Algo de eso está en la novela de Krina Ber. Lo he vivido en el caso de mi madre. Mi reflexión obedece a la desesperación. El título de mi libro Una vida incontaminada pudiera llevar a pensar que se trata de una obra sobre la pandemia. No. Lo escribí mucho antes de la pandemia, y a raíz de ese hecho, la imagen de la vida incontaminada se resignifica. Yo no estoy hablando de las vacunas contra el covid, sino de la situación del sistema de salud y de la falta de medicinas que hemos vivido y seguimos viviendo. En estos momentos estoy buscando una medicina para mi mamá, no la estoy consiguiendo. Un amigo me trajo algo, pero voy a tener que hacer más maromas para que me traigan más o seguir buscando por todos lados. La gente no puede entender la desesperación que se siente, cuando tú no consigues lo que necesitas para preservar la vida de la gente que tú más amas.

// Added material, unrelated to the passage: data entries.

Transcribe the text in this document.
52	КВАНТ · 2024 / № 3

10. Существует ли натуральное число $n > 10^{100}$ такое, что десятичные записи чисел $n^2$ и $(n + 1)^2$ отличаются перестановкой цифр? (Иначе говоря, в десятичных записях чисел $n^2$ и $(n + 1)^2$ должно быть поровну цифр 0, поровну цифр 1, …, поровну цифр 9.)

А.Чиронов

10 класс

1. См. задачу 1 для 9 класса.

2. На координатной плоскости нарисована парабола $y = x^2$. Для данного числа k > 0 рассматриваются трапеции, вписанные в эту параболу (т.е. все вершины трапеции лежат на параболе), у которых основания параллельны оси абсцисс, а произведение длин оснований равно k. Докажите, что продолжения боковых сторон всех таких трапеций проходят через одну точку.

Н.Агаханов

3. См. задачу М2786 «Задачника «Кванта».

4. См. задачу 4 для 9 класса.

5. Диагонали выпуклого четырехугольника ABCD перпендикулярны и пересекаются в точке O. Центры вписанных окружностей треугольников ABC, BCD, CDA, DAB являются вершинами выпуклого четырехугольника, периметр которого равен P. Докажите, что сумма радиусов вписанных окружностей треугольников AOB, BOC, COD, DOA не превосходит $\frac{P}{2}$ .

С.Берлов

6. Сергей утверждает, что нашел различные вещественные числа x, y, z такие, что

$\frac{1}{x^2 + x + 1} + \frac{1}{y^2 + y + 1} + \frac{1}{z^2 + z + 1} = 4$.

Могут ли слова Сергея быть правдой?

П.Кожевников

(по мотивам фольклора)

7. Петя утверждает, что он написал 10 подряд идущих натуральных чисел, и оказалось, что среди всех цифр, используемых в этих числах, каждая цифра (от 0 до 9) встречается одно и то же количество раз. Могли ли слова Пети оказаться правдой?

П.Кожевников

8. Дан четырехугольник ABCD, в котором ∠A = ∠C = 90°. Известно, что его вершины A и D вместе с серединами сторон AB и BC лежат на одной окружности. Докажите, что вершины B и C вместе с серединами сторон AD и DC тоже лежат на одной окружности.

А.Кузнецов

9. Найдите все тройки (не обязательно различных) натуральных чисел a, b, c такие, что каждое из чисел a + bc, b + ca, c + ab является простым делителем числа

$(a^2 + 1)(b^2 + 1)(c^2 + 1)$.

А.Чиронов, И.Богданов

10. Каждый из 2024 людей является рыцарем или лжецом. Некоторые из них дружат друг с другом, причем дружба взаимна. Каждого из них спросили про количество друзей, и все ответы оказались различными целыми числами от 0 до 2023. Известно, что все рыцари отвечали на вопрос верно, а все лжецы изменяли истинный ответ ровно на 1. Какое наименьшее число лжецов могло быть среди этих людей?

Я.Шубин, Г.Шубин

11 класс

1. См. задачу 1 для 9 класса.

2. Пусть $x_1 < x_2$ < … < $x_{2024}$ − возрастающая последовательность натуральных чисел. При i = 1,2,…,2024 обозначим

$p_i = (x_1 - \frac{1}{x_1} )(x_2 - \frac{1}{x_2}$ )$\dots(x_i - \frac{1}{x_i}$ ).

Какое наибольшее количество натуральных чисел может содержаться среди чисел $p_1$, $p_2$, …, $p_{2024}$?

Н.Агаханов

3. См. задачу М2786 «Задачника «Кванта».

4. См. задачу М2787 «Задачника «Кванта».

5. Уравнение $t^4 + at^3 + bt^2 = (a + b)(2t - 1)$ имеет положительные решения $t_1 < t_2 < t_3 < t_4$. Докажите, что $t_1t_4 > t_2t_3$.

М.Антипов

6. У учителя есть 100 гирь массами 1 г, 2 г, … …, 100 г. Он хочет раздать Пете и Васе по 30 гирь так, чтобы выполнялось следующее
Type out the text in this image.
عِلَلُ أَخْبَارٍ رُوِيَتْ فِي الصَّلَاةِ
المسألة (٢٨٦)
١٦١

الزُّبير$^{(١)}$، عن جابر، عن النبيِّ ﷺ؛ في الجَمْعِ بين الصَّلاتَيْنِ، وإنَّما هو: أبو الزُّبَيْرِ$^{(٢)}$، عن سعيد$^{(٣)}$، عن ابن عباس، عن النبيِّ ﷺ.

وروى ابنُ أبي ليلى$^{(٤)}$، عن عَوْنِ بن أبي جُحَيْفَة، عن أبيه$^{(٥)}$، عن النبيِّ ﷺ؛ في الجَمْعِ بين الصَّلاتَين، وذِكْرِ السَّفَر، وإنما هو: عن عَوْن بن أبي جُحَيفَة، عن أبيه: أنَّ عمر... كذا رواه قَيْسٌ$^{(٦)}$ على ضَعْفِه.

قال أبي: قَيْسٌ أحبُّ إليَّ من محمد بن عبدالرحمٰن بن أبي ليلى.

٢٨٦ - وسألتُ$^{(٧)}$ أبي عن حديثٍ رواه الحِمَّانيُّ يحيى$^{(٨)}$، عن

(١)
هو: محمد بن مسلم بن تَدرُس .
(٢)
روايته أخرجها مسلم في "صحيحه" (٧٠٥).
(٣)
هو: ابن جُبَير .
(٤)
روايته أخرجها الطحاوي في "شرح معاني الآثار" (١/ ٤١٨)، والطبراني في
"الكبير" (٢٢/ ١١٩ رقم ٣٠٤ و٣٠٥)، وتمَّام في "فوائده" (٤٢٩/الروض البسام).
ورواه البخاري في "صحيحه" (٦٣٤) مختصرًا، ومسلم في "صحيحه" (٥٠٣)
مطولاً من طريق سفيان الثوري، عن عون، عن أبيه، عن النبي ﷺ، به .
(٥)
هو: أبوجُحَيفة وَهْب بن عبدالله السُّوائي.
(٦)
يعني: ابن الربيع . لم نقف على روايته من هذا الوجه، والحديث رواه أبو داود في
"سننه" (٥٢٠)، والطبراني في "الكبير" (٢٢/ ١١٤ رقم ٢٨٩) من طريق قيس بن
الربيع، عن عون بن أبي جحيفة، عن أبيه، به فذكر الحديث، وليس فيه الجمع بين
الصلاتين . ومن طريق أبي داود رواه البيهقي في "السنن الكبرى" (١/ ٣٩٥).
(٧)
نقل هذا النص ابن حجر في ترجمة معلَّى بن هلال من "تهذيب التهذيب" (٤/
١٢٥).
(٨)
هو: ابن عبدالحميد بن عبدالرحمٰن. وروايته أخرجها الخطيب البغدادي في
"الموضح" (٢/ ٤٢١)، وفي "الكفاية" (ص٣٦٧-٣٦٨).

¿Su padre es cubano?, me pregunto si no advirtió la dimensión del aparato castrista que nos cayó encima.
Mi papá es arquitecto, fue profesor de Ciencias Sociales. Durante muchos años dio clases, tanto en la Universidad Simón Bolívar como en la Universidad Católica Andrés Bello. Desde el principio, mi papá dijo que había que irse. Desde que empezó a pasar lo que está pasando. Él lo sabía, porque cuando tienes un trauma, reconoces las señales. Y en el momento en que lo dijo, que fue, insisto, desde el principio, todos pensando que estaba exagerando. Pero con los años, me di cuenta que el no estaba exagerando nada.
***
*Licenciada en Letras por la UCV. Poeta, ensayista, editora, promotora cultural. Sus textos han aparecido en antologías y publicaciones periódicas de Venezuela, México, España, Estados Unidos, Argentina, Chile. Es coeditora de la obra completa de Eugenio Montejo.